Tuesday, August 5, 2008

Venture out to Brooklyn: Jack the Horse Tavern

So, now that we're back to our regularly scheduled program after the Tales info dump...

Aug. 2
I'll be the first to admit that I might abuse my "this is research" privileges to occupy a stool at a bar for hours on end. I can only hope that my ability to really put it away mitigates any ill-will I might incur from my reluctance to leave my seat.

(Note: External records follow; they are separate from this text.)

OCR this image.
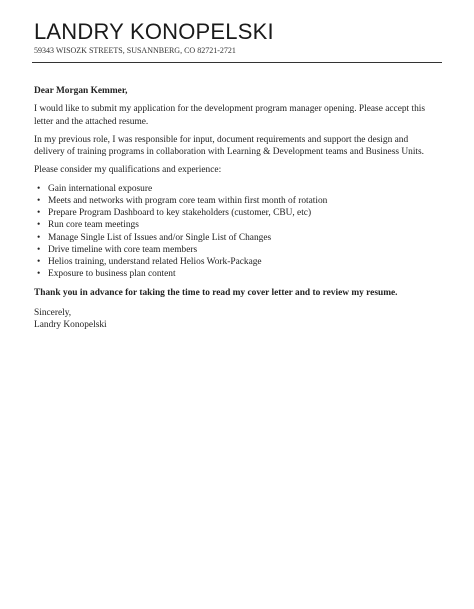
LANDRY KONOPELSKI
59343 WISOZK STREETS, SUSANNBERG, CO 82721-2721

Dear Morgan Kemmer,

I would like to submit my application for the development program manager opening. Please accept this letter and the attached resume.

In my previous role, I was responsible for input, document requirements and support the design and delivery of training programs in collaboration with Learning & Development teams and Business Units.

Please consider my qualifications and experience:

• Gain international exposure
• Meets and networks with program core team within first month of rotation
• Prepare Program Dashboard to key stakeholders (customer, CBU, etc)
• Run core team meetings
• Manage Single List of Issues and/or Single List of Changes
• Drive timeline with core team members
• Helios training, understand related Helios Work-Package
• Exposure to business plan content

Thank you in advance for taking the time to read my cover letter and to review my resume.

Sincerely,

Landry Konopelski
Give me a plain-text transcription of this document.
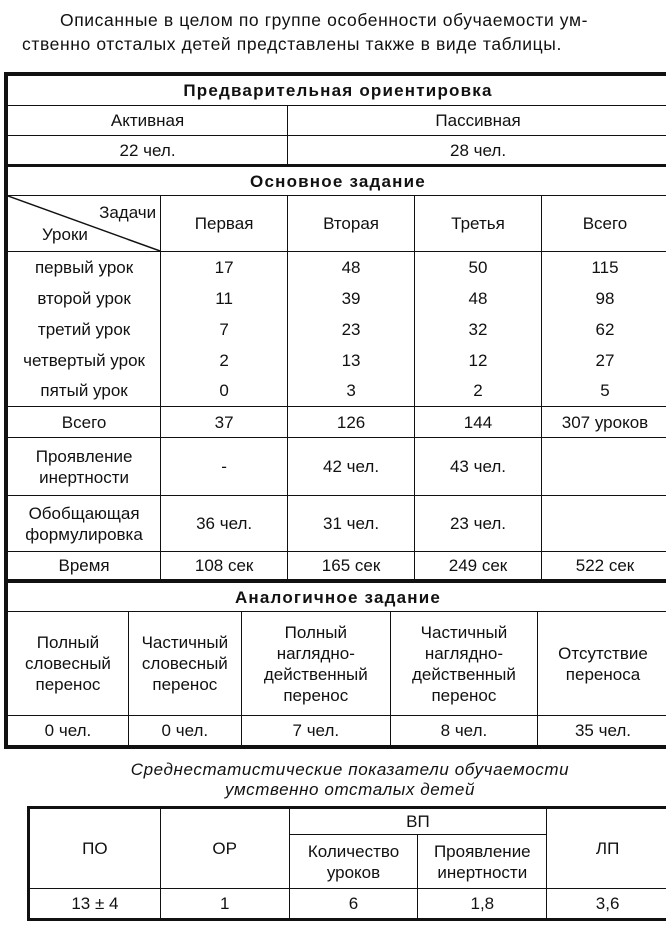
Описанные в целом по группе особенности обучаемости ум-
ственно отсталых детей представлены также в виде таблицы.
Предварительная ориентировка				
Активная		Пассивная		
22 чел.		28 чел.		
Основное задание				

Задачи
Уроки	Первая	Вторая	Третья	Всего
первый урок	17	48	50	115
второй урок	11	39	48	98
третий урок	7	23	32	62
четвертый урок	2	13	12	27
пятый урок	0	3	2	5
Всего	37	126	144	307 уроков
Проявление инертности	-	42 чел.	43 чел.	
Обобщающая формулировка	36 чел.	31 чел.	23 чел.	
Время	108 сек	165 сек	249 сек	522 сек
Аналогичное задание				
Полный словесный перенос	Частичный словесный перенос	Полный наглядно-действенный перенос	Частичный наглядно-действенный перенос	Отсутствие переноса
0 чел.	0 чел.	7 чел.	8 чел.	35 чел.
Среднестатистические показатели обучаемости
умственно отсталых детей
ПО	ОР	ВП		ЛП
		Количество уроков	Проявление инертности	
13 ± 4	1	6	1,8	3,6
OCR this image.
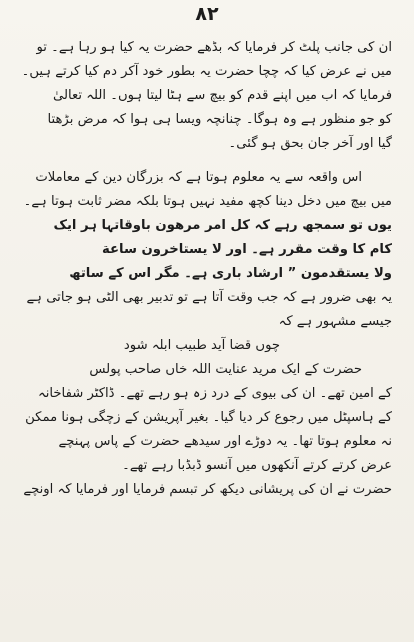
۸۲
ان کی جانب پلٹ کر فرمایا کہ بڈھے حضرت یہ کیا ہو رہا ہے۔ تو
میں نے عرض کیا کہ چچا حضرت یہ بطور خود آکر دم کیا کرتے ہیں۔
فرمایا کہ اب میں اپنے قدم کو بیچ سے ہٹا لیتا ہوں۔ اللہ تعالیٰ
کو جو منظور ہے وہ ہوگا۔ چنانچہ ویسا ہی ہوا کہ مرض بڑھتا
گیا اور آخر جان بحق ہو گئی۔
اس واقعہ سے یہ معلوم ہوتا ہے کہ بزرگان دین کے معاملات
میں بیچ میں دخل دینا کچھ مفید نہیں ہوتا بلکہ مضر ثابت ہوتا ہے۔
یوں تو سمجھ رہے کہ کل امر مرهون باوقاتہا ہر ایک
کام کا وقت مقرر ہے۔ اور لا یستاخرون ساعة
ولا یستقدمون ” ارشاد باری ہے۔ مگر اس کے ساتھ
یہ بھی ضرور ہے کہ جب وقت آتا ہے تو تدبیر بھی الٹی ہو جاتی ہے
جیسے مشہور ہے کہ
چوں قضا آید طبیب ابلہ شود
حضرت کے ایک مرید عنایت اللہ خاں صاحب پولس
کے امین تھے۔ ان کی بیوی کے درد زہ ہو رہے تھے۔ ڈاکٹر شفاخانہ
کے ہاسپٹل میں رجوع کر دیا گیا۔ بغیر آپریشن کے زچگی ہونا ممکن
نہ معلوم ہوتا تھا۔ یہ دوڑے اور سیدھے حضرت کے پاس پہنچے
عرض کرتے کرتے آنکھوں میں آنسو ڈبڈبا رہے تھے۔
حضرت نے ان کی پریشانی دیکھ کر تبسم فرمایا اور فرمایا کہ اونچے
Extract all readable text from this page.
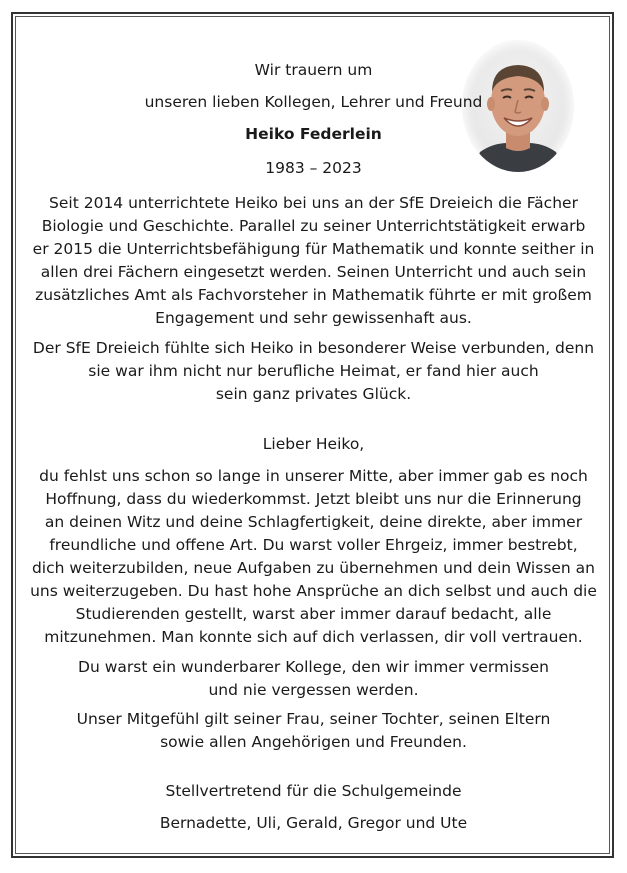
Wir trauern um
unseren lieben Kollegen, Lehrer und Freund
Heiko Federlein
1983 – 2023
Seit 2014 unterrichtete Heiko bei uns an der SfE Dreieich die Fächer
Biologie und Geschichte. Parallel zu seiner Unterrichtstätigkeit erwarb
er 2015 die Unterrichtsbefähigung für Mathematik und konnte seither in
allen drei Fächern eingesetzt werden. Seinen Unterricht und auch sein
zusätzliches Amt als Fachvorsteher in Mathematik führte er mit großem
Engagement und sehr gewissenhaft aus.
Der SfE Dreieich fühlte sich Heiko in besonderer Weise verbunden, denn
sie war ihm nicht nur berufliche Heimat, er fand hier auch
sein ganz privates Glück.
Lieber Heiko,
du fehlst uns schon so lange in unserer Mitte, aber immer gab es noch
Hoffnung, dass du wiederkommst. Jetzt bleibt uns nur die Erinnerung
an deinen Witz und deine Schlagfertigkeit, deine direkte, aber immer
freundliche und offene Art. Du warst voller Ehrgeiz, immer bestrebt,
dich weiterzubilden, neue Aufgaben zu übernehmen und dein Wissen an
uns weiterzugeben. Du hast hohe Ansprüche an dich selbst und auch die
Studierenden gestellt, warst aber immer darauf bedacht, alle
mitzunehmen. Man konnte sich auf dich verlassen, dir voll vertrauen.
Du warst ein wunderbarer Kollege, den wir immer vermissen
und nie vergessen werden.
Unser Mitgefühl gilt seiner Frau, seiner Tochter, seinen Eltern
sowie allen Angehörigen und Freunden.
Stellvertretend für die Schulgemeinde
Bernadette, Uli, Gerald, Gregor und Ute
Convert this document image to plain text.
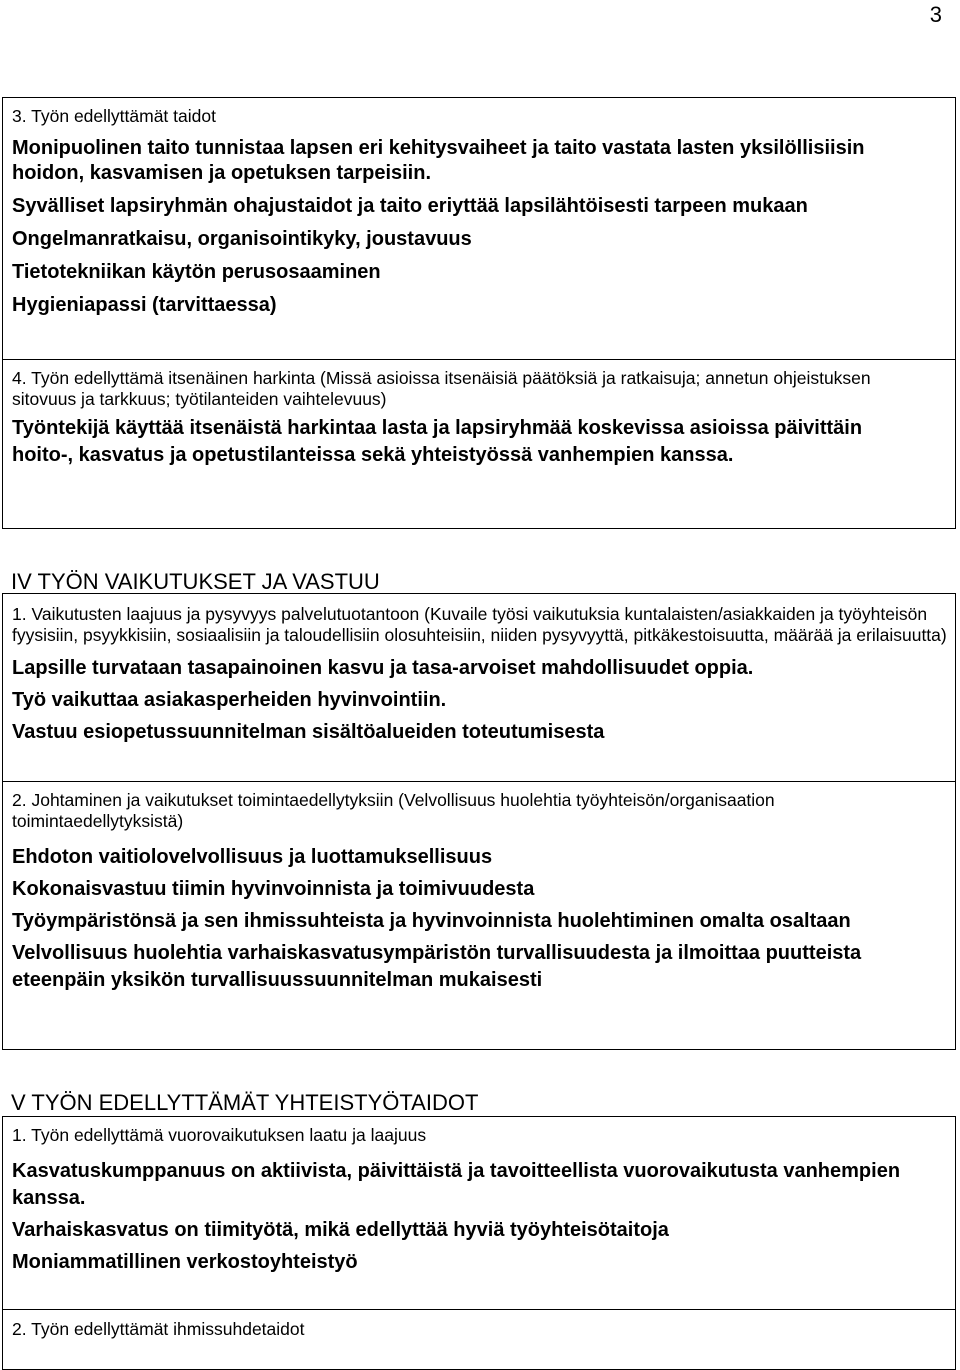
3

3. Työn edellyttämät taidot

Monipuolinen taito tunnistaa lapsen eri kehitysvaiheet ja taito vastata lasten yksilöllisiisin hoidon, kasvamisen ja opetuksen tarpeisiin.

Syvälliset lapsiryhmän ohajustaidot ja taito eriyttää lapsilähtöisesti tarpeen mukaan

Ongelmanratkaisu, organisointikyky, joustavuus

Tietotekniikan käytön perusosaaminen

Hygieniapassi (tarvittaessa)

4. Työn edellyttämä itsenäinen harkinta (Missä asioissa itsenäisiä päätöksiä ja ratkaisuja; annetun ohjeistuksen sitovuus ja tarkkuus; työtilanteiden vaihtelevuus)

Työntekijä käyttää itsenäistä harkintaa lasta ja lapsiryhmää koskevissa asioissa päivittäin hoito-, kasvatus ja opetustilanteissa sekä yhteistyössä vanhempien kanssa.

IV TYÖN VAIKUTUKSET JA VASTUU

1. Vaikutusten laajuus ja pysyvyys palvelutuotantoon (Kuvaile työsi vaikutuksia kuntalaisten/asiakkaiden ja työyhteisön fyysisiin, psyykkisiin, sosiaalisiin ja taloudellisiin olosuhteisiin, niiden pysyvyyttä, pitkäkestoisuutta, määrää ja erilaisuutta)

Lapsille turvataan tasapainoinen kasvu ja tasa-arvoiset mahdollisuudet oppia.

Työ vaikuttaa asiakasperheiden hyvinvointiin.

Vastuu esiopetussuunnitelman sisältöalueiden toteutumisesta

2. Johtaminen ja vaikutukset toimintaedellytyksiin (Velvollisuus huolehtia työyhteisön/organisaation toimintaedellytyksistä)

Ehdoton vaitiolovelvollisuus ja luottamuksellisuus

Kokonaisvastuu tiimin hyvinvoinnista ja toimivuudesta

Työympäristönsä ja sen ihmissuhteista ja hyvinvoinnista huolehtiminen omalta osaltaan

Velvollisuus huolehtia varhaiskasvatusympäristön turvallisuudesta ja ilmoittaa puutteista eteenpäin yksikön turvallisuussuunnitelman mukaisesti

V TYÖN EDELLYTTÄMÄT YHTEISTYÖTAIDOT

1. Työn edellyttämä vuorovaikutuksen laatu ja laajuus

Kasvatuskumppanuus on aktiivista, päivittäistä ja tavoitteellista vuorovaikutusta vanhempien kanssa.

Varhaiskasvatus on tiimityötä, mikä edellyttää hyviä työyhteisötaitoja

Moniammatillinen verkostoyhteistyö

2. Työn edellyttämät ihmissuhdetaidot
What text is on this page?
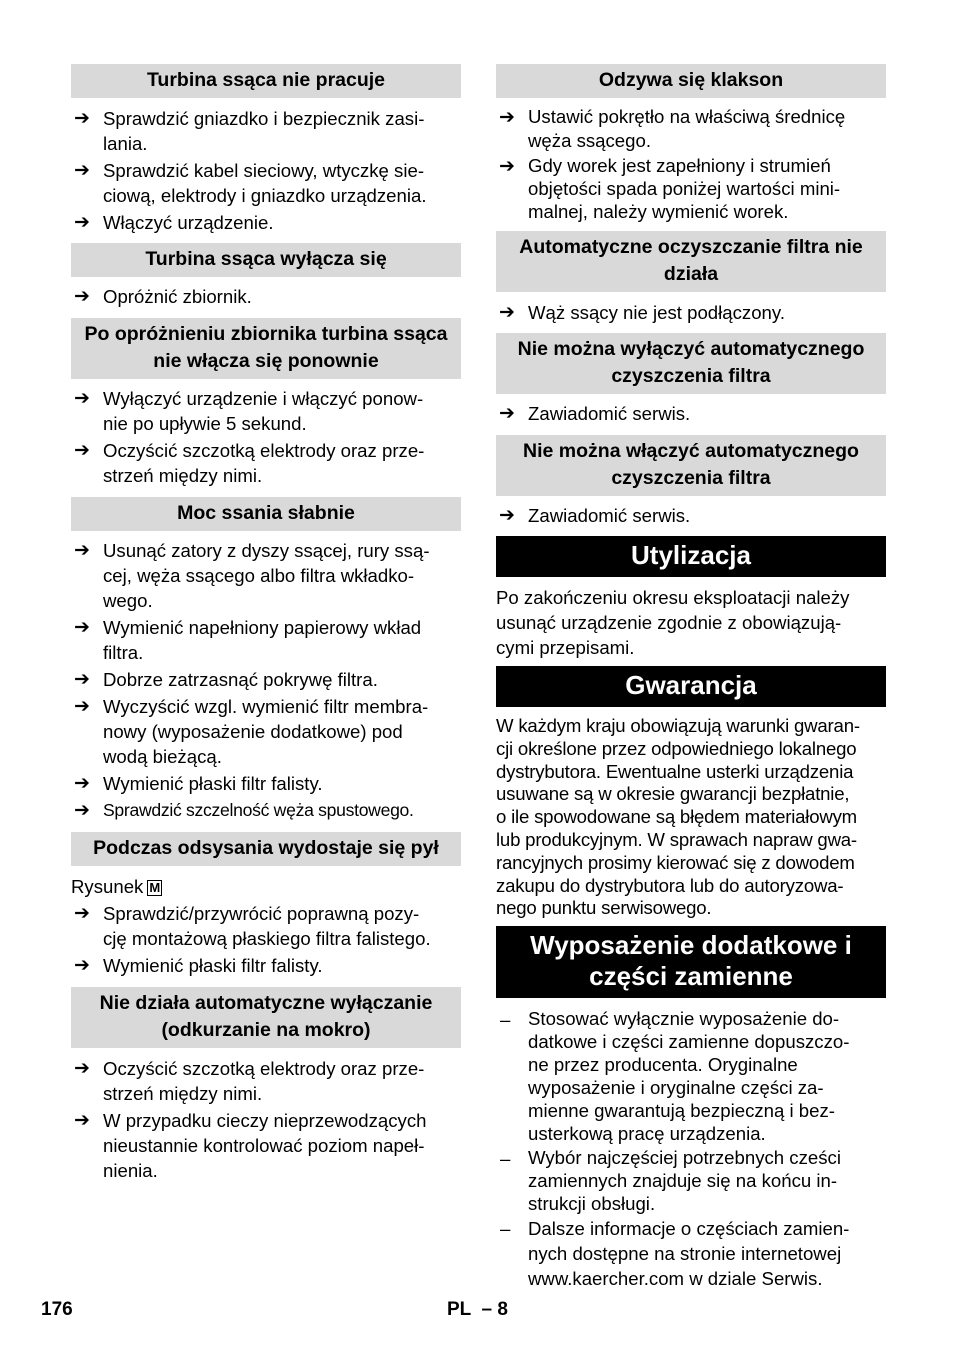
Turbina ssąca nie pracuje
➔ Sprawdzić gniazdko i bezpiecznik zasi-
lania.
➔ Sprawdzić kabel sieciowy, wtyczkę sie-
ciową, elektrody i gniazdko urządzenia.
➔ Włączyć urządzenie.
Turbina ssąca wyłącza się
➔ Opróżnić zbiornik.
Po opróżnieniu zbiornika turbina ssąca nie włącza się ponownie
➔ Wyłączyć urządzenie i włączyć ponow-
nie po upływie 5 sekund.
➔ Oczyścić szczotką elektrody oraz prze-
strzeń między nimi.
Moc ssania słabnie
➔ Usunąć zatory z dyszy ssącej, rury ssą-
cej, węża ssącego albo filtra wkładko-
wego.
➔ Wymienić napełniony papierowy wkład
filtra.
➔ Dobrze zatrzasnąć pokrywę filtra.
➔ Wyczyścić wzgl. wymienić filtr membra-
nowy (wyposażenie dodatkowe) pod
wodą bieżącą.
➔ Wymienić płaski filtr falisty.
➔ Sprawdzić szczelność węża spustowego.
Podczas odsysania wydostaje się pył
Rysunek M
➔ Sprawdzić/przywrócić poprawną pozy-
cję montażową płaskiego filtra falistego.
➔ Wymienić płaski filtr falisty.
Nie działa automatyczne wyłączanie (odkurzanie na mokro)
➔ Oczyścić szczotką elektrody oraz prze-
strzeń między nimi.
➔ W przypadku cieczy nieprzewodzących
nieustannie kontrolować poziom napeł-
nienia.
Odzywa się klakson
➔ Ustawić pokrętło na właściwą średnicę
węża ssącego.
➔ Gdy worek jest zapełniony i strumień
objętości spada poniżej wartości mini-
malnej, należy wymienić worek.
Automatyczne oczyszczanie filtra nie działa
➔ Wąż ssący nie jest podłączony.
Nie można wyłączyć automatycznego czyszczenia filtra
➔ Zawiadomić serwis.
Nie można włączyć automatycznego czyszczenia filtra
➔ Zawiadomić serwis.
Utylizacja
Po zakończeniu okresu eksploatacji należy
usunąć urządzenie zgodnie z obowiązują-
cymi przepisami.
Gwarancja
W każdym kraju obowiązują warunki gwaran-
cji określone przez odpowiedniego lokalnego
dystrybutora. Ewentualne usterki urządzenia
usuwane są w okresie gwarancji bezpłatnie,
o ile spowodowane są błędem materiałowym
lub produkcyjnym. W sprawach napraw gwa-
rancyjnych prosimy kierować się z dowodem
zakupu do dystrybutora lub do autoryzowa-
nego punktu serwisowego.
Wyposażenie dodatkowe i części zamienne
– Stosować wyłącznie wyposażenie do-
datkowe i części zamienne dopuszczo-
ne przez producenta. Oryginalne
wyposażenie i oryginalne części za-
mienne gwarantują bezpieczną i bez-
usterkową pracę urządzenia.
– Wybór najczęściej potrzebnych cześci
zamiennych znajduje się na końcu in-
strukcji obsługi.
– Dalsze informacje o częściach zamien-
nych dostępne na stronie internetowej
www.kaercher.com w dziale Serwis.
176	PL  – 8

Having said that, I found myself yet again spending another couple of hours at the corner of a bar. I initially planned on stopping by Jack the Horse Tavern months ago. Now that I finally got around to it, I figured I should make up for lost time.

After getting just a tiny bit lost I ambled about the fruit-named streets until I got to the corner of Hicks and Cranberry. It was a restaurant with a trim storefront, wood floors and a large bar. The staff ferried about in denim shirts. The impression I got was "we just want to give you a hint of rustic, a mere whiff, but not look ridiculous while doing it."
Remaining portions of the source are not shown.